Sibylle Bischofberger, chez Vontobel note de surcroît que le mastodonte des médicaments génériques et biosimilaires Sandoz non plus n’est à priori pas concerné, la mesure ne s’appliquant qu’aux importations de médicaments protégés par licence. La position de Galderma est plus inconfortable, le laboratoire dermato-cosmétique ne produisant aux Etats-Unis qu’une partie des traitements.

Peu après la mi-journée à la Bourse suisse, la nominative Galderma cédait 1,0%. Le bon de jouissance Roche en revanche n’égarait que 0,1%, tandis que Novartis gagnait 0,5%. Sandoz s’appréciait même de 1,0%.

Si les analystes s’accordent à minimiser l’impact potentiel de la dernière déclaration du bouillonnant milliardaire, les lobbies pharmaceutiques, eux, ne manquent pas cette occasion de monter au créneau.

Interpharma s’inquiète ainsi d’une mesure affectant la plus importante branche exportatrice du pays.

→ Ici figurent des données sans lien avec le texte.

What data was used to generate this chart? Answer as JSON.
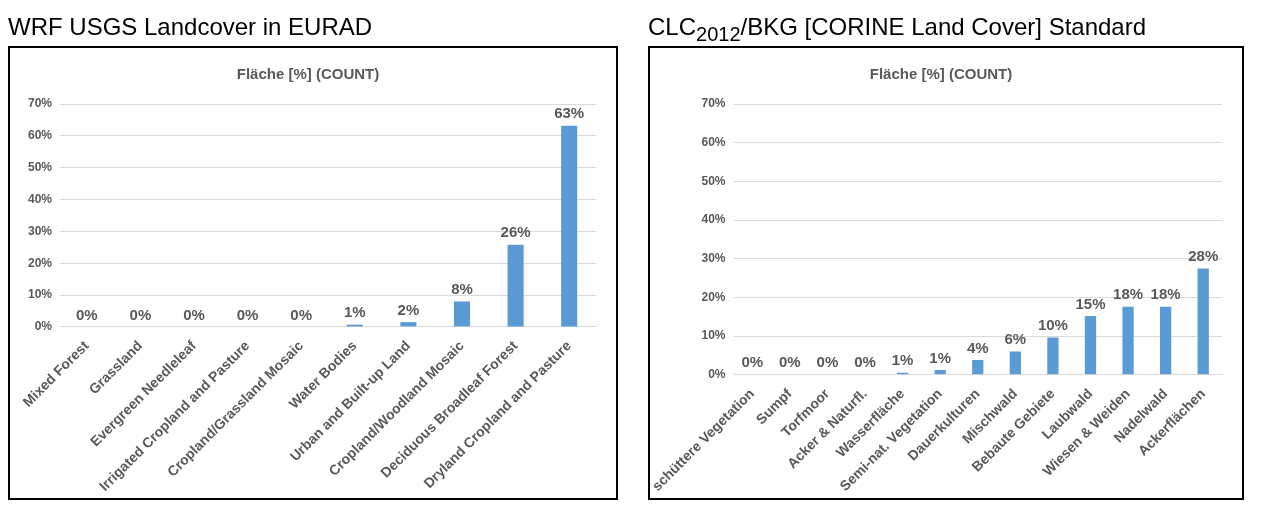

L’association des entreprises pharmaceutiques suisses pratiquant la recherche enjoint subséquemment derechef les autorités à suspendre les projets de régulation, repenser les mécanismes de fixation des prix pour les nouveaux traitements, ou encore déconstruire les contraintes réglementaires «inutiles».

Second front en approche

La branche demeure d’ailleurs sous pression, à l’approche de l’échéance d’un ultimatum fixé par Donald Trump aux grands laboratoire pour réduire de manière volontaire leurs prix aux Etats Unis.

La publication de Donald Trump ne fait singulièrement aucune mention de baisse de prix, constate Wolf von Rotberg, stratégiste actions chez J. Safra Sarasin. L’expert n’exclut conséquemment pas un effet secondaire indésirable de la décision sur les prix des médicaments au pays de l’oncle Sam, que l’occupant de la Maison Blanche s’est pourtant engagé à faire baisser.

«La nécessité de faire baisser les prix des médicaments aux Etats-Unis ne fait guère débat, et avec elle le besoin de les faire augmenter ailleurs pour continuer à rémunérer correctement l’innovation,»

Donald Trump a fixé la date butoir du 29 septembre pour aligner les prix des médicaments aux Etats-Unis sur ceux les plus bas pratiqués au sein des pays industrialisés.